What the Octavia E. Butler Scholarship Meant to Me: Dennis Ginoza

I discovered Octavia Butler’s work when I was in my thirties. I don’t remember how I came across Parable of the Sower, but in the days after 9/11, when it seemed we were lurching into a civilizational war, Butler’s dystopian novel was a revelation for me. It wasn’t just the themes she explored or the audacity of her ideas that thrilled, it was the perspective of her characters that truly engaged me. Growing up, I’d read lots of speculative fiction. While these works had always entertained, I’d never really connected with them at a more essential level, I could not recognize myself or the people around me in the fantastical books that I was reading. Perhaps that’s why, as an Asian kid who grew up in Hawaii public housing, I’d come to regard SF as a relic of my childhood.

Octavia Butler brought me back to speculative fiction. Despite the differences in our backgrounds, I recognized my own experiences in her work— the sense of being an outsider in your own culture, a sojourner in the only world you have ever known, a longing for something more, for connection and community. I began reading all of her books— Kindred, the Patternist series, the Xenogenesis trilogy. Each reaffirmed not only Octavia Butler’s extraordinary talent, but also her deep empathy for determined survivors trying to navigate oceans of brutality and oppression.

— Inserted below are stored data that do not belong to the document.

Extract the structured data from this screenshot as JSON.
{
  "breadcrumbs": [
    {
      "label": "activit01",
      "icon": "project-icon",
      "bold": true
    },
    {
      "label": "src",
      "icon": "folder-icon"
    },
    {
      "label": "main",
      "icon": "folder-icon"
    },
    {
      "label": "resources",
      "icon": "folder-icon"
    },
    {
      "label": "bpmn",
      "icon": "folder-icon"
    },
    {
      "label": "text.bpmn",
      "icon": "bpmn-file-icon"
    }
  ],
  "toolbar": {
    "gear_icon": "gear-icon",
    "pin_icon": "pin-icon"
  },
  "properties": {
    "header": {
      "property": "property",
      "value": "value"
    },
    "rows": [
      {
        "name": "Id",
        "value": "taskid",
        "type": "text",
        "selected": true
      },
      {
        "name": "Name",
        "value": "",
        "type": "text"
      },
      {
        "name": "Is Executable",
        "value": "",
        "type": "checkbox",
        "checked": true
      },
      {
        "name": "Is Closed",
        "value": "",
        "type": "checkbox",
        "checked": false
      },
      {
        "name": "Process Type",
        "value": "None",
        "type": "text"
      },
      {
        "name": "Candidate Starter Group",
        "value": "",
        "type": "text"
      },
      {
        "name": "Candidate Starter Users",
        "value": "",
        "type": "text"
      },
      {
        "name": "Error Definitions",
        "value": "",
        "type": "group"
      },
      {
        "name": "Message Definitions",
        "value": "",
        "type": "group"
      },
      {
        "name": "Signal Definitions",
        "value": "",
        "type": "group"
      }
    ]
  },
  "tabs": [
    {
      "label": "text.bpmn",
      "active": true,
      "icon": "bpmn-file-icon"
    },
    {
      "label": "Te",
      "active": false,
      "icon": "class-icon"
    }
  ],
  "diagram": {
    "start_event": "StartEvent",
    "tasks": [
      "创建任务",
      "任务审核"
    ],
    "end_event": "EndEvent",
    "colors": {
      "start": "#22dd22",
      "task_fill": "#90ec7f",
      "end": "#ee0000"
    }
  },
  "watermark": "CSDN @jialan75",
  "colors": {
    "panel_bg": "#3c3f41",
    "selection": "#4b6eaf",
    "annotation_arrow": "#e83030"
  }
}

As I came late to Octavia Butler’s work, I also started writing fiction later than most at age forty. In 2011, I was honored to be awarded the Octavia E. Butler Memorial Scholarship. Attending the Clarion Writers’ Workshop was a powerful experience. As a Butler Scholar, I felt an added responsibility to contribute to the workshop. While I never met Octavia Butler, I like to think that she would have enjoyed knowing that the scholarship in her honor enabled an older, Asian-American writer who uses a wheelchair to be part of the very writing workshop she attended and taught. The sense of community I found at Clarion reflected the inclusive vision of Octavia Butler’s writing. I am, and remain, deeply grateful to have been part of the Clarion Class of 2011. It would not have been possible without the Octavia E. Butler Memorial Scholarship.